Let suppose we have a function f(x) so

Int(0.infinite)f(x)dx=N N finite number then my question is ..would be this f(x) a L^2(0,infinite) function so

Int(0,infinite)[f(x)]^2dx is convergent?..thanks.

 

[matt grime]

Yes, I think so.

If the infinite integral exists, then except on a set of measure zero it must be that f tends to zero, so pick T such that |f| is less than 1 for almost all x greater than T and the answer becomes clear.

 

[HallsofIvy]

Am I misreading this? The question asserts that the integral of f from 0 to infinity exists and asks if it follows that the integral of f² exists.

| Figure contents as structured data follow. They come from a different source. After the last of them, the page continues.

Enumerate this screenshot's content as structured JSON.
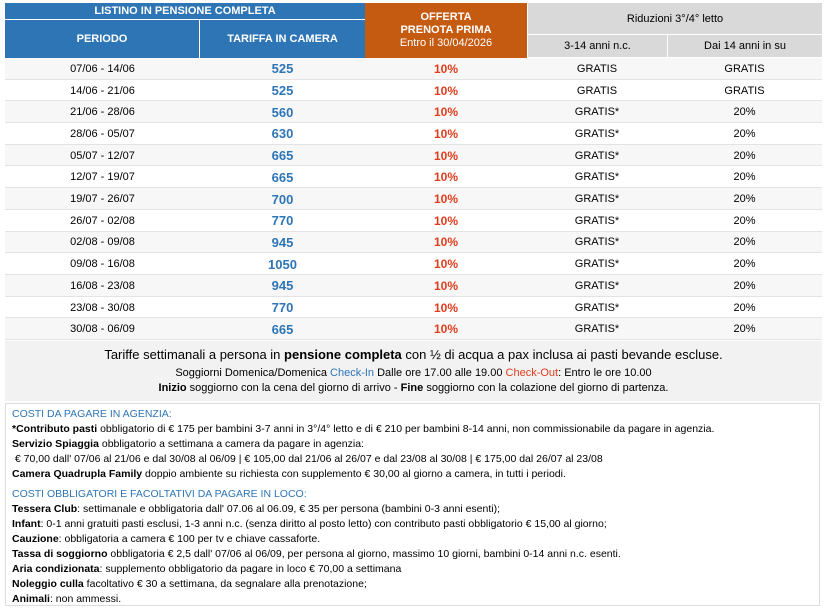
{
  "table": {
    "header": {
      "listino": "LISTINO IN PENSIONE COMPLETA",
      "periodo": "PERIODO",
      "tariffa": "TARIFFA IN CAMERA",
      "offerta": [
        "OFFERTA",
        "PRENOTA PRIMA",
        "Entro il 30/04/2026"
      ],
      "riduzioni": "Riduzioni 3°/4° letto",
      "sub": [
        "3-14 anni n.c.",
        "Dai 14 anni in su"
      ]
    },
    "rows": [
      [
        "07/06 - 14/06",
        525,
        "10%",
        "GRATIS",
        "GRATIS"
      ],
      [
        "14/06 - 21/06",
        525,
        "10%",
        "GRATIS",
        "GRATIS"
      ],
      [
        "21/06 - 28/06",
        560,
        "10%",
        "GRATIS*",
        "20%"
      ],
      [
        "28/06 - 05/07",
        630,
        "10%",
        "GRATIS*",
        "20%"
      ],
      [
        "05/07 - 12/07",
        665,
        "10%",
        "GRATIS*",
        "20%"
      ],
      [
        "12/07 - 19/07",
        665,
        "10%",
        "GRATIS*",
        "20%"
      ],
      [
        "19/07 - 26/07",
        700,
        "10%",
        "GRATIS*",
        "20%"
      ],
      [
        "26/07 - 02/08",
        770,
        "10%",
        "GRATIS*",
        "20%"
      ],
      [
        "02/08 - 09/08",
        945,
        "10%",
        "GRATIS*",
        "20%"
      ],
      [
        "09/08 - 16/08",
        1050,
        "10%",
        "GRATIS*",
        "20%"
      ],
      [
        "16/08 - 23/08",
        945,
        "10%",
        "GRATIS*",
        "20%"
      ],
      [
        "23/08 - 30/08",
        770,
        "10%",
        "GRATIS*",
        "20%"
      ],
      [
        "30/08 - 06/09",
        665,
        "10%",
        "GRATIS*",
        "20%"
      ]
    ]
  },
  "notes": {
    "summary": [
      "Tariffe settimanali a persona in ",
      "pensione completa",
      " con ½ di acqua a pax inclusa ai pasti bevande escluse."
    ],
    "checkin": [
      "Soggiorni Domenica/Domenica ",
      "Check-In",
      " Dalle ore 17.00 alle 19.00 ",
      "Check-Out",
      ": Entro le ore 10.00"
    ],
    "start": [
      "Inizio",
      " soggiorno con la cena del giorno di arrivo - ",
      "Fine",
      " soggiorno con la colazione del giorno di partenza."
    ]
  },
  "costs": [
    {
      "title": "COSTI DA PAGARE IN AGENZIA:",
      "items": [
        [
          "*Contributo pasti",
          " obbligatorio di € 175 per bambini 3-7 anni in 3°/4° letto e di € 210 per bambini 8-14 anni, non commissionabile da pagare in agenzia."
        ],
        [
          "Servizio Spiaggia",
          " obbligatorio a settimana a camera da pagare in agenzia:"
        ],
        [
          " € 70,00 dall' 07/06 al 21/06 e dal 30/08 al 06/09 | € 105,00 dal 21/06 al 26/07 e dal 23/08 al 30/08 | € 175,00 dal 26/07 al 23/08"
        ],
        [
          "Camera Quadrupla Family",
          " doppio ambiente su richiesta con supplemento € 30,00 al giorno a camera, in tutti i periodi."
        ]
      ]
    },
    {
      "title": "COSTI OBBLIGATORI E FACOLTATIVI DA PAGARE IN LOCO:",
      "items": [
        [
          "Tessera Club",
          ": settimanale e obbligatoria dall' 07.06 al 06.09, € 35 per persona (bambini 0-3 anni esenti);"
        ],
        [
          "Infant",
          ": 0-1 anni gratuiti pasti esclusi, 1-3 anni n.c. (senza diritto al posto letto) con contributo pasti obbligatorio € 15,00 al giorno;"
        ],
        [
          "Cauzione",
          ": obbligatoria a camera € 100 per tv e chiave cassaforte."
        ],
        [
          "Tassa di soggiorno",
          " obbligatoria € 2,5 dall' 07/06 al 06/09, per persona al giorno, massimo 10 giorni, bambini 0-14 anni n.c. esenti."
        ],
        [
          "Aria condizionata",
          ": supplemento obbligatorio da pagare in loco € 70,00 a settimana"
        ],
        [
          "Noleggio culla",
          " facoltativo € 30 a settimana, da segnalare alla prenotazione;"
        ],
        [
          "Animali",
          ": non ammessi."
        ]
      ]
    }
  ]
}
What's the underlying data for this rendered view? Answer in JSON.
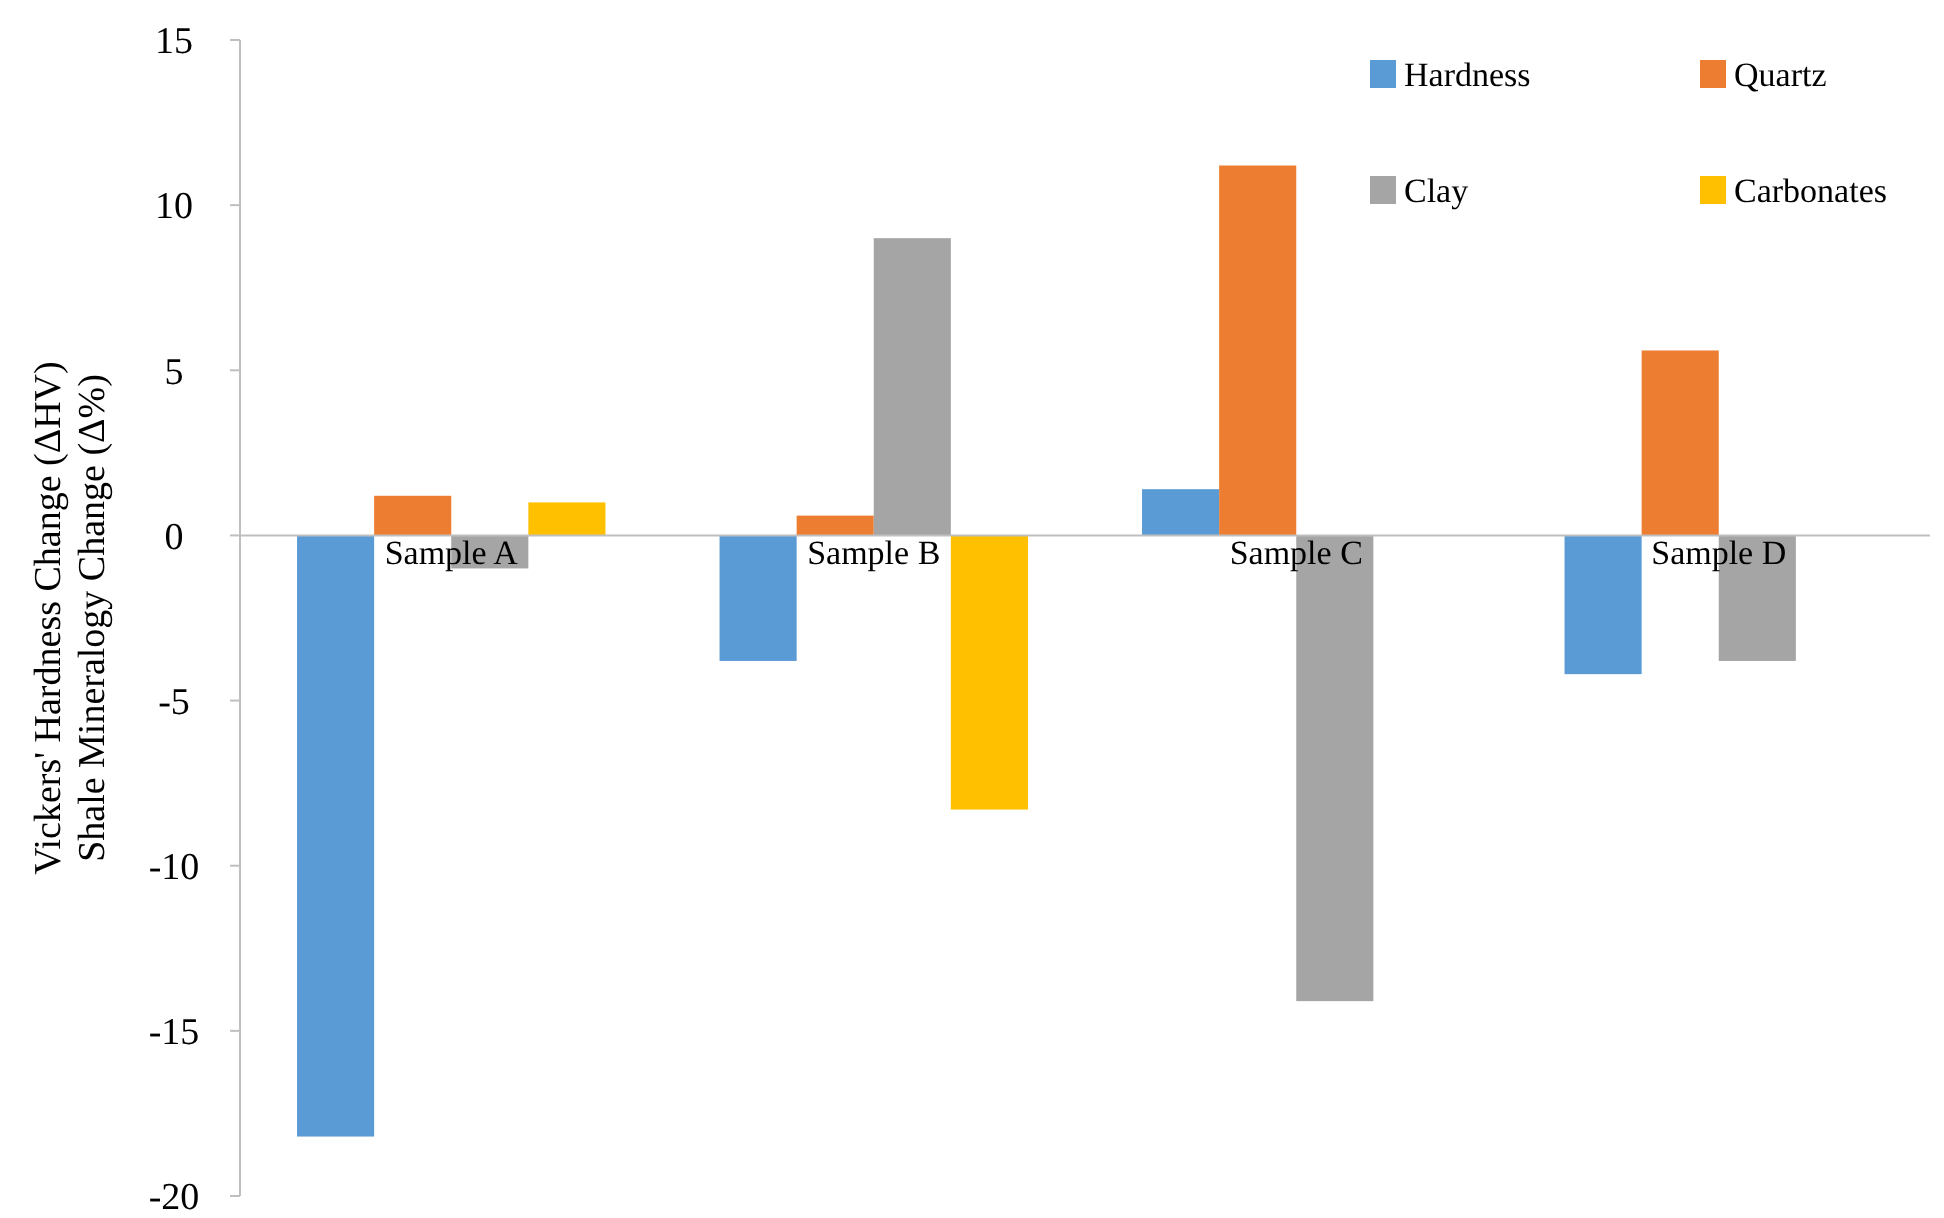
{
  "chart_data": {
    "type": "bar",
    "ylabel": "Vickers' Hardness Change (ΔHV)\nShale Mineralogy Change (Δ%)",
    "categories": [
      "Sample A",
      "Sample B",
      "Sample C",
      "Sample D"
    ],
    "series": [
      {
        "name": "Hardness",
        "color": "#5b9bd5",
        "values": [
          -18.2,
          -3.8,
          1.4,
          -4.2
        ]
      },
      {
        "name": "Quartz",
        "color": "#ed7d31",
        "values": [
          1.2,
          0.6,
          11.2,
          5.6
        ]
      },
      {
        "name": "Clay",
        "color": "#a5a5a5",
        "values": [
          -1.0,
          9.0,
          -14.1,
          -3.8
        ]
      },
      {
        "name": "Carbonates",
        "color": "#ffc000",
        "values": [
          1.0,
          -8.3,
          null,
          null
        ]
      }
    ],
    "ylim": [
      -20,
      15
    ],
    "yticks": [
      -20,
      -15,
      -10,
      -5,
      0,
      5,
      10,
      15
    ],
    "grid": false,
    "legend": "top right"
  }
}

I don't see how that implies that, except on a measure 0, f "tends" to 0. (In fact, I don't see what "tends" to means. At each point f is either 0 or it is not!)

What about f(x)= x^-1/2 for 0< x< 1 and f(x)= 0 for x>=1.

The integral from 0 to infinity is 2, a finite number but
f²= 1/x for 0< x< 1, 0 for x>=1 which cannot be integrated from 0 to 1.

 

[matt grime]

OK, am wrong - i was thinking of the problems of the wrong kind in the integral (an infinitely long bit such as the tail of 1/x rather than singular values). I wasn't particularly happy with it there either. I was thinking of bounded functions on R.

Tends to (in this strange sense) means that for all epsilon, there exists and R such that |f|<epsilon for all x>R except for a subset of zero measure. Ie tends to in the usual sense except that there may be a measure zero set on which there are arbitrary values, such as sin(x)/x for x not in Z and 1 for x in Z.